Cheung Kong Infrastructure (CKI) quietly priced a $300 million perpetual bond on Thursday evening, after a delay of close to a week as the company had earlier faced technical issues surrounding its hybrid listing on the Luxembourg Stock Exchange.

The bonds were priced at par and offered a 7% yield — the same terms it had marketed the deal at the previous Friday. However, CKI chose to issue the shares through a private placement this time, and at a 6.5% discount to last Thursday’s close of HK$43.55 ($5.60) per share. The company is said to have offered a share discount instead of a private banking rebate, which was offered to accounts previously.

CKI, which is controlled by Hong Kong tycoon Li Ka-shing, agreed to issue 56.2 million shares at HK$40.73 per share, with the shares to be held by the fiduciary, The Bank of New York Mellon.

Lead banks Goldman Sachs and J.P. Morgan did the deal so quietly — and without releasing any distribution statistics — that some market participants assumed both banks’ asset management arms bought a lot of the paper.

The company reportedly gathered an order book in excess of $600 million the previous Friday — before it was forced to delay the deal due to questions from Luxembourg’s stock exchange. This time, it tapped only a few investors.

According to analysts, the deal will increase the company’s ability to make acquisitions and reduce its gearing levels, and if all goes well it will be able to sell shares at a higher price in the future to redeem the bonds. CKI can direct the fiduciary to sell the shares it holds at anytime at a price above HK$40.73. The proceeds will be on-lent by the fiduciary to CKI in the form of a senior promissory note to the fiduciary for the same amount.
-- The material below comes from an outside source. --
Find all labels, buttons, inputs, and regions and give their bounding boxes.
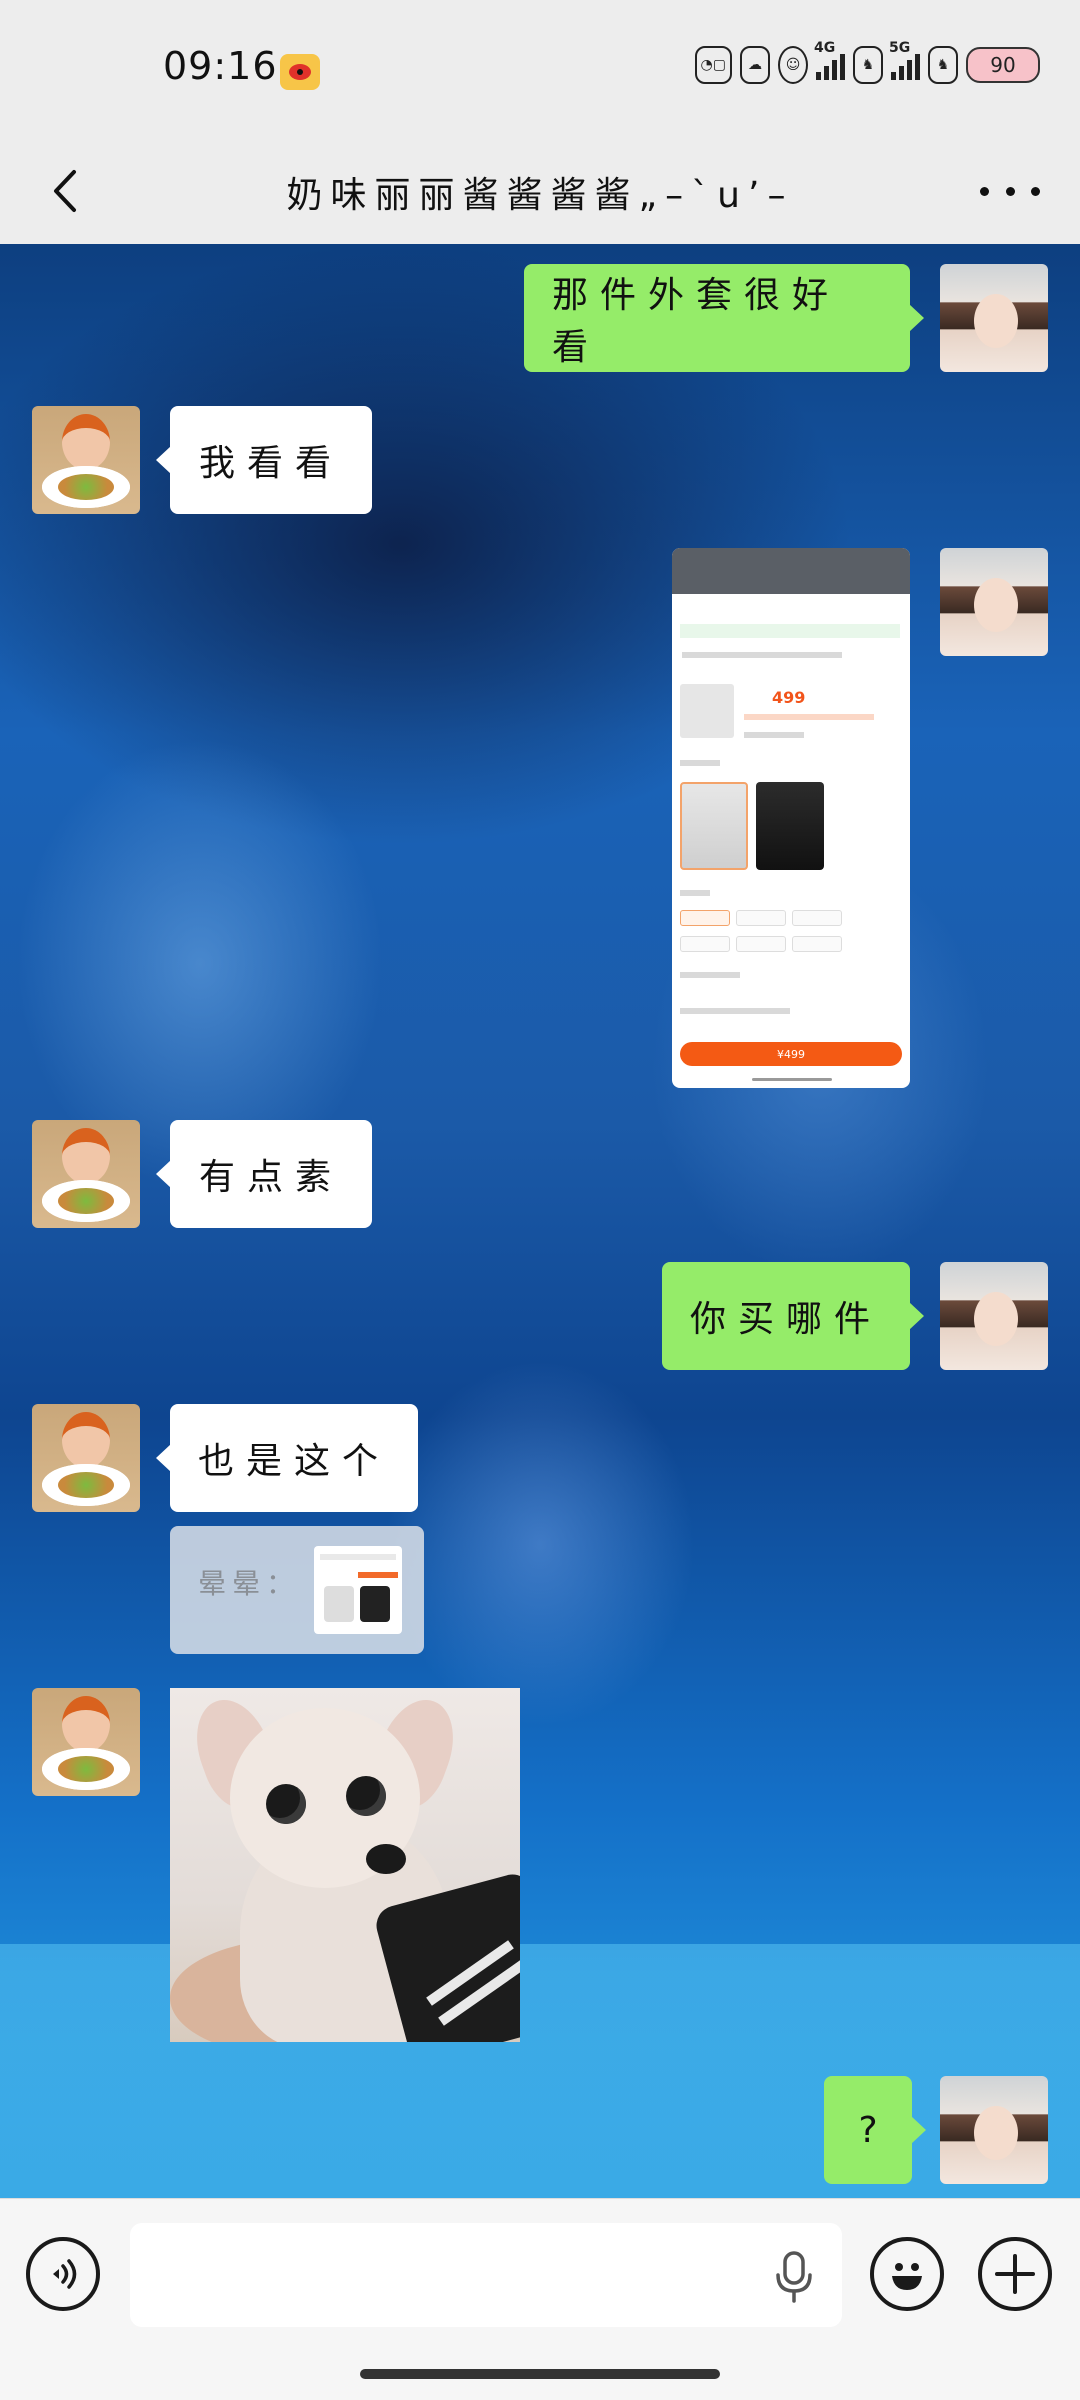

This arrangement gives CKI the option to sell shares to the market, bit by bit, instead of at one go. “The company wants to increase their free float and they have the option to sell those shares at any time,” said a source. “If they did a big block at one go, they would have to offer a bigger discount. The last time they sold at a 7% discount.”

In July 2011, CKI had sold $438 million worth of shares through a top-up placement that was priced at HK$40.41, or a 7% discount to the previous day’s close of HK$43.45.
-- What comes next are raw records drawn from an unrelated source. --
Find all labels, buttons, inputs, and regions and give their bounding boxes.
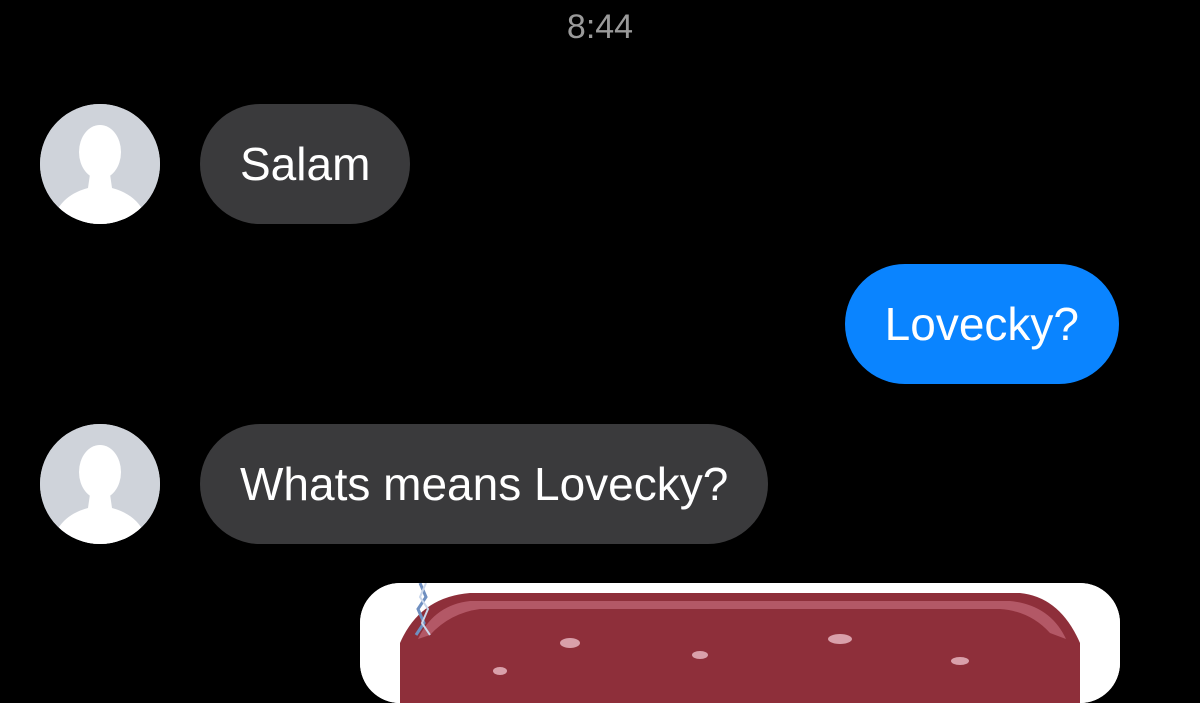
message-text: Salam [240, 138, 371, 190]
default-profile-silhouette-icon [40, 104, 160, 224]
outgoing-message-bubble[interactable]: Lovecky? [844, 264, 1119, 384]
incoming-message-bubble[interactable]: Whats means Lovecky? [200, 424, 769, 544]
message-text: Lovecky? [884, 298, 1079, 350]
image-attachment[interactable] [360, 583, 1120, 703]
contact-avatar[interactable] [40, 424, 160, 544]
incoming-message-bubble[interactable]: Salam [200, 104, 411, 224]
message-timestamp: 8:44 [566, 8, 634, 46]
default-profile-silhouette-icon [40, 424, 160, 544]
message-text: Whats means Lovecky? [240, 458, 729, 510]
sausage-photo [360, 583, 1120, 703]
contact-avatar[interactable] [40, 104, 160, 224]
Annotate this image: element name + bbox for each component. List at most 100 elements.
If CKI chooses to call back the bonds at par after the second year, it can sell the shares at any price it wants to. Investors also have the option to convert their bonds into shares after five years at HK$40.73.

If CKI starts to sell shares before the second year, the bonds could rally as the likelihood of the company calling the bonds would be high and, in that case, the bonds offer a juicy coupon for a short tenor (assuming CKI calls the bonds at the second year).

Goldman was the sole structuring agent on the transaction.

Away from CKI, Sumitomo Mitsui Banking Corp has mandated Barclays Capital, UBS, Citi, Goldman and SMBC Nikko to arrange a series of fixed income investor calls and meetings in Asia and Europe starting on February 20. The company plans to issue a subordinated dollar bond subject to market conditions.